The London Stone

I do love the quirky finds in London. From the oldest Gents Loos, to Hot Cross Bun traditions and the Great Christmas Pudding Race, you never quite know what to expect around the corners of London. A lot of the time we find the item of interest by accident, but there are a few I seek out simply to wonder at.

London Stone is a block of oolitic limestone and measures approximately 53 x 43 x 30 cm (21 x 17 x 12 inches).[1] Study in the 1960s indicated that the stone is Clipsham Limestone, a good-quality stone from Rutland carried to London for building purposes in both the Roman and medieval periods.[2] The existing London Stone is only the upper portion of a once much larger object, described in the 16th century as “a great stone called London stone”, “pitched upright… fixed in the ground verie deep”.[3] Speculation in the 17th and 18th centuries suggested it was either a milliarium, marking the central spot from which all distances were measured in Roman Britain or an object of Druidic worship, suggestions that are now generally dismissed as lacking any evidence.[4]   (Thank you Wikipedia!)

Nestled in amongst traffic lights, an ugly building and ads for nearby businesses is a London’s answer to the Blarney Stone.

As the BBC so pertinently phrases it “The only clouds of mystery billowing around it are the car exhaust fumes from the traffic crawling through the City of London.” Except for those in the know…

Thousands of commuters using Bank or Cannon St tubes wander past it everyday, and I bet they don’t even notice it.
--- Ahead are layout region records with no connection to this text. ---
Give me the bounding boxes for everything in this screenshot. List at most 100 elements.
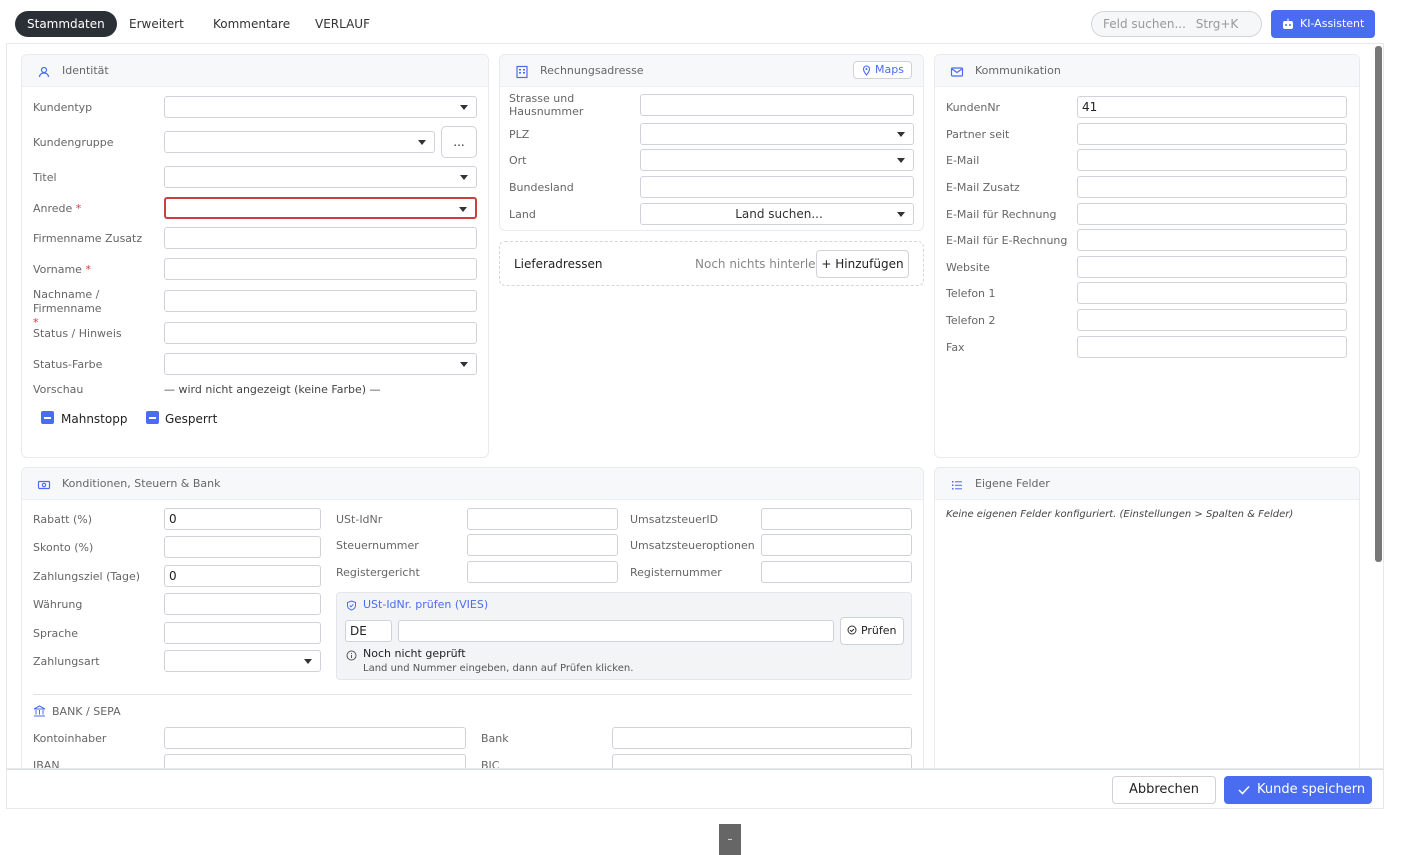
zahlungsziel-input[interactable]: 0 [164,565,321,587]
waehrung-input[interactable] [164,593,321,615]
identity-header: Identität [22,55,488,87]
money-icon [37,480,51,490]
custom-fields-title: Eigene Felder [975,477,1050,490]
check-icon [1238,785,1250,795]
field-search-input[interactable]: Feld suchen... Strg+K [1091,11,1262,37]
label-titel: Titel [33,171,57,184]
bottom-collapse-tab[interactable]: – [719,824,741,855]
identity-title: Identität [62,64,109,77]
website-input[interactable] [1077,256,1347,278]
status-farbe-select[interactable] [164,353,477,375]
label-ustidnr: USt-IdNr [336,513,383,526]
pruefen-button[interactable]: Prüfen [840,617,904,645]
gesperrt-checkbox[interactable] [146,411,159,424]
bundesland-input[interactable] [640,176,914,198]
label-vorname: Vorname * [33,263,91,276]
status-hinweis-input[interactable] [164,322,477,344]
registergericht-input[interactable] [467,561,618,583]
label-skonto: Skonto (%) [33,541,94,554]
billing-header: Rechnungsadresse Maps [500,55,923,87]
mahnstopp-label: Mahnstopp [61,412,128,426]
custom-fields-header: Eigene Felder [935,468,1359,500]
tab-erweitert[interactable]: Erweitert [117,11,196,37]
ustidnr-input[interactable] [467,508,618,530]
firmenname-zusatz-input[interactable] [164,227,477,249]
tab-verlauf[interactable]: VERLAUF [303,11,382,37]
skonto-input[interactable] [164,536,321,558]
kundengruppe-select[interactable] [164,131,435,153]
save-customer-label: Kunde speichern [1257,782,1366,797]
email-erechnung-input[interactable] [1077,229,1347,251]
fax-input[interactable] [1077,336,1347,358]
save-customer-button[interactable]: Kunde speichern [1224,776,1372,804]
footer-bar: Abbrechen Kunde speichern [6,769,1384,809]
vies-country-input[interactable]: DE [345,620,392,642]
label-status-farbe: Status-Farbe [33,358,103,371]
bank-input[interactable] [612,727,912,749]
search-shortcut: Strg+K [1195,17,1239,31]
strasse-input[interactable] [640,94,914,116]
maps-label: Maps [875,63,904,76]
vies-number-input[interactable] [398,620,834,642]
zahlungsart-select[interactable] [164,650,321,672]
registernummer-input[interactable] [761,561,912,583]
conditions-card: Konditionen, Steuern & Bank Rabatt (%) 0… [21,467,924,769]
custom-fields-empty: Keine eigenen Felder konfiguriert. (Eins… [946,509,1294,520]
rabatt-input[interactable]: 0 [164,508,321,530]
label-steuernummer: Steuernummer [336,539,419,552]
bic-input[interactable] [612,754,912,768]
billing-card: Rechnungsadresse Maps Strasse und Hausnu… [499,54,924,231]
partner-seit-input[interactable] [1077,123,1347,145]
search-placeholder: Feld suchen... [1103,17,1186,31]
label-partner-seit: Partner seit [946,128,1010,141]
label-bic: BIC [481,759,500,769]
titel-select[interactable] [164,166,477,188]
scrollbar[interactable] [1375,46,1382,562]
communication-title: Kommunikation [975,64,1061,77]
label-email-rechnung: E-Mail für Rechnung [946,208,1057,221]
tab-stammdaten[interactable]: Stammdaten [15,11,117,37]
sprache-input[interactable] [164,622,321,644]
nachname-input[interactable] [164,290,477,312]
kontoinhaber-input[interactable] [164,727,466,749]
label-zahlungsart: Zahlungsart [33,655,100,668]
umsatzsteueroptionen-input[interactable] [761,534,912,556]
kundengruppe-more-button[interactable]: ... [441,126,477,158]
email-zusatz-input[interactable] [1077,176,1347,198]
vies-title: USt-IdNr. prüfen (VIES) [363,598,489,611]
info-icon [346,650,357,661]
label-registergericht: Registergericht [336,566,420,579]
label-email-erechnung: E-Mail für E-Rechnung [946,234,1068,247]
anrede-select[interactable] [164,197,477,219]
ort-select[interactable] [640,149,914,171]
telefon1-input[interactable] [1077,282,1347,304]
ki-assistent-button[interactable]: KI-Assistent [1271,10,1375,38]
telefon2-input[interactable] [1077,309,1347,331]
label-bundesland: Bundesland [509,181,574,194]
label-vorschau: Vorschau [33,383,84,396]
vorname-input[interactable] [164,258,477,280]
robot-icon [1283,18,1293,29]
billing-title: Rechnungsadresse [540,64,644,77]
communication-card: Kommunikation KundenNr 41 Partner seit E… [934,54,1360,458]
email-rechnung-input[interactable] [1077,203,1347,225]
add-delivery-button[interactable]: + Hinzufügen [816,250,909,278]
umsatzsteuerid-input[interactable] [761,508,912,530]
plz-select[interactable] [640,123,914,145]
kundentyp-select[interactable] [164,96,477,118]
iban-input[interactable] [164,754,466,768]
mahnstopp-checkbox[interactable] [41,411,54,424]
cancel-button[interactable]: Abbrechen [1112,776,1216,804]
steuernummer-input[interactable] [467,534,618,556]
email-input[interactable] [1077,149,1347,171]
label-email: E-Mail [946,154,980,167]
divider [33,694,912,695]
land-select[interactable]: Land suchen... [640,203,914,225]
maps-button[interactable]: Maps [853,61,912,79]
delivery-box: Lieferadressen Noch nichts hinterlegt + … [499,241,924,286]
ki-assistent-label: KI-Assistent [1300,17,1365,30]
label-umsatzsteueroptionen: Umsatzsteueroptionen [630,539,755,552]
tab-kommentare[interactable]: Kommentare [201,11,302,37]
kundennr-input[interactable]: 41 [1077,96,1347,118]
vies-check-box: USt-IdNr. prüfen (VIES) DE Prüfen Noch n… [336,592,912,680]
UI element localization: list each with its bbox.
Thought it does have it’s own namesake pub a few doors down …. only in London.




It’s encased in a protective case making it hard to photograph, but goodness only knows the wanton destruction that could be caused to it otherwise.

It’s thought to be about 3,000 years old, the best view is definitely from inside the shop.

Ps. for my lovely Oranges & Lemons fans the London Stone lives just around the road from St Martins; and I was finally able to get a decent image of the still standing tower with it’s works completed.